Some of the plaintiffs’ attorneys are with a New York-based law firm whose clients include Jay-Z.
Last week, those attorneys sent a letter on behalf of Jay-Z to then-Governor Phil Bryant and Mississippi Corrections Commissioner Pelicia Hall
The attorneys said they intended to sue the state over inmates being “forced to live in squalor.”
Hall announced December 31 that she would leave her job at the Department of Corrections in mid-January, coinciding with the transition to a new governor. Reeves has not yet chosen a replacement for her.
In seeking information about prisons, the special agent in charge of the Jackson division of the FBI and the state’s two U.S. attorneys said on Tuesday that people could report potential federal criminal violations to the FBI or potential civil rights violations to the civil rights division of the U.S. Justice Department.
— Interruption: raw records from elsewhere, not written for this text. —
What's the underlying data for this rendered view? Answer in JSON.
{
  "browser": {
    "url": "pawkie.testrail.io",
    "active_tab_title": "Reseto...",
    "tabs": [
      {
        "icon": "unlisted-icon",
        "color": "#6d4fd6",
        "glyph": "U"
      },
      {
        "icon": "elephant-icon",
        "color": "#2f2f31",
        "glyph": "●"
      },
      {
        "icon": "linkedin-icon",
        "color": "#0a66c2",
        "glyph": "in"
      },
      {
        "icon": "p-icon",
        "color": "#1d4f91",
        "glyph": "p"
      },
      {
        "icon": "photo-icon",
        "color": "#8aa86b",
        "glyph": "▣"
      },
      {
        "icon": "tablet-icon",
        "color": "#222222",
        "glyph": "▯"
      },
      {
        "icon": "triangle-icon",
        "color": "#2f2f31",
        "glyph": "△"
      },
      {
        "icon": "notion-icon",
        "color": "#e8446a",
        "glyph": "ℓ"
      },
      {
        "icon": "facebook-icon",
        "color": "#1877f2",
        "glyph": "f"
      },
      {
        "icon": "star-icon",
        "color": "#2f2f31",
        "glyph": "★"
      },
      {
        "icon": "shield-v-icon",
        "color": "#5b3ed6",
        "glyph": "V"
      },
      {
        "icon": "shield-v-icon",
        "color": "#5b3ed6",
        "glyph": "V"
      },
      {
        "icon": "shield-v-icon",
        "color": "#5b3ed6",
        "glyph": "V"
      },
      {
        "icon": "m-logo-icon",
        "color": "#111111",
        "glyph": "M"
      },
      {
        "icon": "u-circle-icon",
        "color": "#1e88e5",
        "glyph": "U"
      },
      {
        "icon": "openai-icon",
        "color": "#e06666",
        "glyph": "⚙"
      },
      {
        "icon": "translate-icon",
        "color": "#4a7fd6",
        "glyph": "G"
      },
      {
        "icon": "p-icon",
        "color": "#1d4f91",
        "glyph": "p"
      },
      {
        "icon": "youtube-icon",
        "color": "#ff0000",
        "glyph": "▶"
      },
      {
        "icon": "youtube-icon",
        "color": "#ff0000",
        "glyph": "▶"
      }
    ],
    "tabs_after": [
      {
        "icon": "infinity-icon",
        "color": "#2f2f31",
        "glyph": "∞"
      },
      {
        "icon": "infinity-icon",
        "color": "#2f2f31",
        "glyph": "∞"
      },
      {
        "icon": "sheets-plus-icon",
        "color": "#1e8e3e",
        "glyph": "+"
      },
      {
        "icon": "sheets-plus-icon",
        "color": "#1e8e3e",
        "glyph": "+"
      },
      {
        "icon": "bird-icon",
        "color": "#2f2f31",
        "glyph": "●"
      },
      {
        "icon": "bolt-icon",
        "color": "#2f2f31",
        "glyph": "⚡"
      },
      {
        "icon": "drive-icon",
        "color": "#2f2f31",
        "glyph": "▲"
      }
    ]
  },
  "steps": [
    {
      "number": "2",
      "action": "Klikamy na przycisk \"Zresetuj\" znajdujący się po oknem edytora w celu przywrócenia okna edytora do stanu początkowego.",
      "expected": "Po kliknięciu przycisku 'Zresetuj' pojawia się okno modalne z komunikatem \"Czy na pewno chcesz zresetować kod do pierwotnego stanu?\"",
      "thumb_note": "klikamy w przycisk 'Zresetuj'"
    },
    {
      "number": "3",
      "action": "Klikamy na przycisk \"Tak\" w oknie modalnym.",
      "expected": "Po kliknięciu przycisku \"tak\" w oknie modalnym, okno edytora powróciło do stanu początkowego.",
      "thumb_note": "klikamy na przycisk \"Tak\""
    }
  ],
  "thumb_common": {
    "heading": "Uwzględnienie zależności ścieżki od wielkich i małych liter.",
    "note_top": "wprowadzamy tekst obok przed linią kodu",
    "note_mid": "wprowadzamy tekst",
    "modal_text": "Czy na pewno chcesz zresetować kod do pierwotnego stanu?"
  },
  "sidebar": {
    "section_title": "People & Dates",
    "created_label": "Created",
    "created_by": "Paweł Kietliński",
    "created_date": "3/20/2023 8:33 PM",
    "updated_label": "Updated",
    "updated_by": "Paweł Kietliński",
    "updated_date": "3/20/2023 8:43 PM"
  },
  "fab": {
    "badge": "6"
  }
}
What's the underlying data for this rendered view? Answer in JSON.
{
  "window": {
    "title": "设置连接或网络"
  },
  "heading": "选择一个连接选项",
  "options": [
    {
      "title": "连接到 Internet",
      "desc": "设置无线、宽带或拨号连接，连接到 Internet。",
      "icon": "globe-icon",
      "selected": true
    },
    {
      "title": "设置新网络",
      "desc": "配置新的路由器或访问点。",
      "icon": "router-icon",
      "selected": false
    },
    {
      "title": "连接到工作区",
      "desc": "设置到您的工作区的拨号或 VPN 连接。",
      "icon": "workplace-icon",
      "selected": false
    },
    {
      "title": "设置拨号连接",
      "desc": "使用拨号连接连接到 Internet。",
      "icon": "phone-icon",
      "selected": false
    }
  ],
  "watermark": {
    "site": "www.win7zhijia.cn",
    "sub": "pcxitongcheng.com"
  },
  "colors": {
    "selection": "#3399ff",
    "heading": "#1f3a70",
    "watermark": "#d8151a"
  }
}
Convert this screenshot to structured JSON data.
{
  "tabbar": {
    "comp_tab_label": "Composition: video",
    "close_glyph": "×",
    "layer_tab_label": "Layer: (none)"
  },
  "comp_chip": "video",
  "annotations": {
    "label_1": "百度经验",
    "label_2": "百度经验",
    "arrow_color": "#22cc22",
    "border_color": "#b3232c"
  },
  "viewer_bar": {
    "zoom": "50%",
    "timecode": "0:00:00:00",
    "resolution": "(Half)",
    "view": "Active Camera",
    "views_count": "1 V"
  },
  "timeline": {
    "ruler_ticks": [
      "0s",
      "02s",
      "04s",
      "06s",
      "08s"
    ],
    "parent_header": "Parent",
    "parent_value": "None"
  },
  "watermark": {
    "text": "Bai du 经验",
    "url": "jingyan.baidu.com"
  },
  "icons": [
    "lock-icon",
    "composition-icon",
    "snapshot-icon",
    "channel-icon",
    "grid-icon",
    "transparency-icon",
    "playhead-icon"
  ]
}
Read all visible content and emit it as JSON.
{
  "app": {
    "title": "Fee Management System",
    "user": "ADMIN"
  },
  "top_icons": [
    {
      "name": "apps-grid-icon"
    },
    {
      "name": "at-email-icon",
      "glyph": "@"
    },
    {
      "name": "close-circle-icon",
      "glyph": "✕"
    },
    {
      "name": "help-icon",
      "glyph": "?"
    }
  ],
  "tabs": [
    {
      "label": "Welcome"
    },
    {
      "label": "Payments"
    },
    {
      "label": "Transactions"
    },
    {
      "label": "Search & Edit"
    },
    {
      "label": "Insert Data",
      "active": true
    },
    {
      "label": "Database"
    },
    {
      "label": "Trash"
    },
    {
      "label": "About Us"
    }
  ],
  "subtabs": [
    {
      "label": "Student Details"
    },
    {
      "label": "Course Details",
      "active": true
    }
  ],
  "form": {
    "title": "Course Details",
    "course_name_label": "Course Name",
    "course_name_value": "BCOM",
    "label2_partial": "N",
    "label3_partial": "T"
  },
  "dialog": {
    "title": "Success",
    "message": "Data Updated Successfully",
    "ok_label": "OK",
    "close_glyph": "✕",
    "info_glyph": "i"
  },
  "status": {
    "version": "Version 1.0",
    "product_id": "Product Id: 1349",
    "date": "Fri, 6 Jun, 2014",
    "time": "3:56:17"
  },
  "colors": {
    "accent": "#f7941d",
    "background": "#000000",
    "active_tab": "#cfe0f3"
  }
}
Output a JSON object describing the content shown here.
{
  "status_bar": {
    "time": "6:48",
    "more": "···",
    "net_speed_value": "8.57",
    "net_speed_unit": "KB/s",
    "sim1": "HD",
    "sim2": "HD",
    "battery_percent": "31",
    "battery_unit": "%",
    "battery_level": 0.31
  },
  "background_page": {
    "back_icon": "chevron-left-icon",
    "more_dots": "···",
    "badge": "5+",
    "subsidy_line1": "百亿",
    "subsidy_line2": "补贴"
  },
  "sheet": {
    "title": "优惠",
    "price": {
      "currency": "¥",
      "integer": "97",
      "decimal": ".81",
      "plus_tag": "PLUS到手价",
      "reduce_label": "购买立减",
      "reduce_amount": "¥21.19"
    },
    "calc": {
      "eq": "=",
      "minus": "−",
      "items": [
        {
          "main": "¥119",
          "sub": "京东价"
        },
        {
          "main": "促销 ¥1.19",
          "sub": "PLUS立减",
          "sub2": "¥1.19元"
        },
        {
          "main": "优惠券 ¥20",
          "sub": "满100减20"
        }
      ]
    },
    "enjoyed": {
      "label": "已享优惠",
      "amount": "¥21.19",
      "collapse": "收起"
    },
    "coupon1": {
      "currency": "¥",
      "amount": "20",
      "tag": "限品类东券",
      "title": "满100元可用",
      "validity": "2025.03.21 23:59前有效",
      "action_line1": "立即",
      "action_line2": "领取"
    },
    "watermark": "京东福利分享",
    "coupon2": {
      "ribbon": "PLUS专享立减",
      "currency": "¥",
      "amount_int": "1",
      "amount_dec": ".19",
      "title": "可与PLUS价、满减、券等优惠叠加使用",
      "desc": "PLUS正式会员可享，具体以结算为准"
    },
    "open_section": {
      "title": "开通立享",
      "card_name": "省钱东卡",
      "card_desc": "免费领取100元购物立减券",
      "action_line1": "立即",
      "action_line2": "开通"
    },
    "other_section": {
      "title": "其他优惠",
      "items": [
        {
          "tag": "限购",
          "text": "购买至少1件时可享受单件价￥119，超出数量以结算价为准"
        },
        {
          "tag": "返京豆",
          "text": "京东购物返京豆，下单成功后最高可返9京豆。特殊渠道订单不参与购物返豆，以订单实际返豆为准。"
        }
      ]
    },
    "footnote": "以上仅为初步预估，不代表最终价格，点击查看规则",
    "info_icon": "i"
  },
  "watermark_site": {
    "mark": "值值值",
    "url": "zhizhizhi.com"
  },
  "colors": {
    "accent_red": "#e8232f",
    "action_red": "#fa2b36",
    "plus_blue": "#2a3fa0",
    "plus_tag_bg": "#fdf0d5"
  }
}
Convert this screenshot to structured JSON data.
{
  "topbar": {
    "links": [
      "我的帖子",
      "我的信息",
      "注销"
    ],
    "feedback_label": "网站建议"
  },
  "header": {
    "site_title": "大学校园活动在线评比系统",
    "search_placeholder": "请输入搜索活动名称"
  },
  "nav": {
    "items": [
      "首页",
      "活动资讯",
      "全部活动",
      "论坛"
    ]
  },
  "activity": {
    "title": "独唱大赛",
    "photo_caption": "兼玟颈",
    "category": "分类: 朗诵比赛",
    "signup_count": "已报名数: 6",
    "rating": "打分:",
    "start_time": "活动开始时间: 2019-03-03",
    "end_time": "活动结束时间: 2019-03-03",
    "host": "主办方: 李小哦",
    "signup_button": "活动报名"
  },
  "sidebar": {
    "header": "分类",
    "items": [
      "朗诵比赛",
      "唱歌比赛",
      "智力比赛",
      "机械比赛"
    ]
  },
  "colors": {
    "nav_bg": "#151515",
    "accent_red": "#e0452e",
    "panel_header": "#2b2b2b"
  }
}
“Allegations of the violation and deprivation of civil rights, as well as criminal activity, continue to be taken very seriously by our offices,” said a joint statement by the FBI’s Michelle A. Sutphin and U.S. Attorneys William C. Lamar of the state’s northern district and Mike Hurst of the southern district.
Because of damage caused during the unrest, hundreds of prisoners were moved from one unit at Parchman to another unit there that was closed years ago because of decrepit conditions. The state then entered an emergency contract to move 375 of those inmates to a private prison nearby.
Hall said in a news release on Monday that even after moving the 375 inmates, the state would have to find housing for 625 other maximum-security inmates who had been housed at Parchman’s Unit 29, which was damaged in the violence.
State corrections officials are seeking an additional $67 million (R963 million) for the budget year that begins on July 1 at the three state-run prisons. That would allow them to hire 800 more guards, raise the guards’ starting salaries from the current $25,650 (R369 000) to $30,370 (R436 000), and increase the pay of current employees.
Officials are also requesting $22.3 million (R320 million) to renovate Unit 29.
Bryant sought some increased prison funding, but not as much as $67 million. Top legislators are recommending that Mississippi spend even less next year than this year.